11 J. Glover est un eugéniste libéral modéré : le choix du génotype de l’enfant à naître n’est pas une mauvaise chose à condition qu’il soit encadré. Il se distingue d’autres partisans de l’eugénisme libéral : R. Nozick ne croit qu’au marché ; J. Harris est trop négatif dans son approche du handicap ; J. Savulescu fait peser un fardeau moral excessif sur les parents. J. Glover paraît plus nuancé au risque que ses analyses ne débouchent sur aucune recommandation pratique. Au sujet des bornes que l’eugénisme libéral ne devrait pas dépasser, il écrit : « Je suis moi-même très loin d’avoir défini ma propre conception de ces limites » (p. 187). Que penserait-il des deux jumelles chinoises nées avec un génome modifié ? Il y a dans ses analyses de quoi appuyer des arguments pro et contra. Sans doute ne s’opposerait-il pas au principe et serait-il plus réservé sur le choix clinique, avis d’ailleurs partagé par de nombreux eugénistes libéraux. Mais le livre ne permet guère d’aller au-delà.

12 J. Glover ne désavoue pas l’étiquette d’eugénisme libéral. Or, s’il prenait toute la mesure du piège de la compétition génétique, il devrait admettre que l’eugénisme libéral sauvage est en lui-même contraignant sous l’effet pervers de cette compétition. Quant au scénario qui a sa préférence, celui d’un eugénisme libéral régulé, du fait d’une attention aux préjudices impersonnels, il n’est pas non plus dépourvu de contraintes : « éviter que le monde ne soit détérioré » peut servir à justifier l’obligation morale à faire tel choix génétique dans l’intérêt de la société. On doit, dès lors, s’interroger sur ce qui distingue réellement cette version libérale de l’eugénisme des versions plus classiques.

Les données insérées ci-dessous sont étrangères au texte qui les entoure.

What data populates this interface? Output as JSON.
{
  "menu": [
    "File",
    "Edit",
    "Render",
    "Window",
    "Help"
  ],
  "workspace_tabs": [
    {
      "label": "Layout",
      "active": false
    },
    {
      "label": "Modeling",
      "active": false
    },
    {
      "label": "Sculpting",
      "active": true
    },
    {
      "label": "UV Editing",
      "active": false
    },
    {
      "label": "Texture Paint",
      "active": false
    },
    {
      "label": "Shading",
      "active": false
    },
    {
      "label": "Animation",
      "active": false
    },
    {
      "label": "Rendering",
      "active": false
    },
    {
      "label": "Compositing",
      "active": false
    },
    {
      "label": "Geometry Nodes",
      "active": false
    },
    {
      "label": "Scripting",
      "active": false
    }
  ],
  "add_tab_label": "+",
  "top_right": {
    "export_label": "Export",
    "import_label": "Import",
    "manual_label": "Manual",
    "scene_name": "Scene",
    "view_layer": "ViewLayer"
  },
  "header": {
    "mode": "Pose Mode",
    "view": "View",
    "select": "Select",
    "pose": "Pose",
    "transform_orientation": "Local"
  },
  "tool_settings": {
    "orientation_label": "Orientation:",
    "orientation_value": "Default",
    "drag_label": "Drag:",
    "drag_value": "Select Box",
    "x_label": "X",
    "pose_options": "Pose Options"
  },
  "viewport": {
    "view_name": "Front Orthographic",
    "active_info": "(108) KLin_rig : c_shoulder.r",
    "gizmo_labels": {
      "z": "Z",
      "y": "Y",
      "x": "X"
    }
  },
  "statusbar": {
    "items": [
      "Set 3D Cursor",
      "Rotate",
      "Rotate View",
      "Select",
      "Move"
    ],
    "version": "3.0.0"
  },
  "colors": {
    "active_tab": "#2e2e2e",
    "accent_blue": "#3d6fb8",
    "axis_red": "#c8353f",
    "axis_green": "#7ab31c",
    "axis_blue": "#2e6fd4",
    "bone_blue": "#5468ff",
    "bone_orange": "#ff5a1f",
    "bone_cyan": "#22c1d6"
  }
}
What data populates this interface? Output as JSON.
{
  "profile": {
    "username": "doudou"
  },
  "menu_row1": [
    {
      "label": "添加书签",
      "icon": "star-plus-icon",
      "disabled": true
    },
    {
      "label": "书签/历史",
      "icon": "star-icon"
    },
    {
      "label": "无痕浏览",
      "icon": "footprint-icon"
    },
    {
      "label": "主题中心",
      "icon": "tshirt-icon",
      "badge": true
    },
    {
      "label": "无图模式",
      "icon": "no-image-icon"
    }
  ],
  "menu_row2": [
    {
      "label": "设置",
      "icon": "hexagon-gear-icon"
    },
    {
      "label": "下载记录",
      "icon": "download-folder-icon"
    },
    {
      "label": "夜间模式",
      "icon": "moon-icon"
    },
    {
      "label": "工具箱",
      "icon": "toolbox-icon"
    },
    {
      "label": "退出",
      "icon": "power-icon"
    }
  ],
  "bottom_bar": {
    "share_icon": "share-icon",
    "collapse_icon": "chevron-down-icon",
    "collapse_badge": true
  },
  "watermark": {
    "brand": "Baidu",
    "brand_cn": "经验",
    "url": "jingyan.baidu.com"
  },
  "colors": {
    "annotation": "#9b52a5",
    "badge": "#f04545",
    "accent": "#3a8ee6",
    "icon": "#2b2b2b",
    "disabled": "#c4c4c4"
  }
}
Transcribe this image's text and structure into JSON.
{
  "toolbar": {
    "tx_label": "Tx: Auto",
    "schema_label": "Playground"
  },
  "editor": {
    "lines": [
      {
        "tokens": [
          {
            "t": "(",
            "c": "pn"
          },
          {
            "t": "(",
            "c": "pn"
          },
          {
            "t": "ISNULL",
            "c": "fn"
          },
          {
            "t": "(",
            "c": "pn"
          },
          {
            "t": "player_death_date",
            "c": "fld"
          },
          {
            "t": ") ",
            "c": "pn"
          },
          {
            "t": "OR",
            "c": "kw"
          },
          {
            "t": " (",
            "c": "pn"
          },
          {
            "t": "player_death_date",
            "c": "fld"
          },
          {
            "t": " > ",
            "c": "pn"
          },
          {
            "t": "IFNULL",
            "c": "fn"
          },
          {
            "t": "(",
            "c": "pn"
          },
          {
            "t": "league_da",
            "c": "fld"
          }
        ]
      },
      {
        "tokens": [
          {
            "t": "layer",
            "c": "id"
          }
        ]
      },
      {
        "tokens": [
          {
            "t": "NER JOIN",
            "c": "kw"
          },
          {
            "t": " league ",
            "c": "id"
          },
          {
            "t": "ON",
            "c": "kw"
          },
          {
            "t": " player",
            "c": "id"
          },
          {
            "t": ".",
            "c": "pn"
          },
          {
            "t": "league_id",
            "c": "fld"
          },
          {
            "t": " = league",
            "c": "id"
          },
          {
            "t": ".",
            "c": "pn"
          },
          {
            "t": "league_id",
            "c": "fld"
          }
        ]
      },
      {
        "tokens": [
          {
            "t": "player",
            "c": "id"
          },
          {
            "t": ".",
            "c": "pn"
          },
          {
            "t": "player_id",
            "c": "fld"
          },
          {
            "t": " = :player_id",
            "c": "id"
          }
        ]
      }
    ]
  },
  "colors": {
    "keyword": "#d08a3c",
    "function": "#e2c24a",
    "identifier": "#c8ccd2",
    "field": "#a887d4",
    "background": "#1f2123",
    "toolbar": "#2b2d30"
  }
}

13 La réponse à l’objection « expressiviste » au sujet du handicap est faible – les choix reproductifs visant à l’éliminer doivent se désolidariser de tout mépris à l’égard des personnes handicapées. Quelle que soit l’intention individuelle, à l’échelle collective ces décisions auront pour effet la marginalisation des handicapés. Si la grande majorité des parents marquent leur préférence pour une vie sans handicap, comment la personne handicapée peut-elle ne pas se sentir dévalorisée ? Pour un auteur si attentif aux effets émergents non voulus, une telle position semble naïve.

14 Enfin, l’invitation à maintenir un avenir ouvert pour les enfants reste évasive. Il faudrait se demander si le fait d’intervenir sur l’équipement génétique de l’enfant est ou non compatible avec le droit à un avenir ouvert. Que devient ce droit si l’enfant a été configuré par ses parents pour avoir tel goût ou tel talent ? Peut-on programmer une personne à avoir un avenir ouvert ? N’est-ce pas un oxymore ? Le rapprochement avec l’éducation parentale ne tient pas. L’enfant peut toujours contester, même ultérieurement, les décisions éducatives de ses parents ; cette possibilité disparaît lorsque le trait phénotypique a été fixé génétiquement par les parents.

15 Cela dit, si la qualité d’une thèse se mesure aux questions qu’elle soulève et aux pistes d’analyse qu’elle dégage, le lecteur trouvera largement dans cet ouvrage de quoi mener sa propre réflexion.

Jean-Hugues Déchaux
Professeur de sociologie. Responsable du master de sociologie.
Centre Max-Weber (CNRS UMR 5283). Université Lyon 2.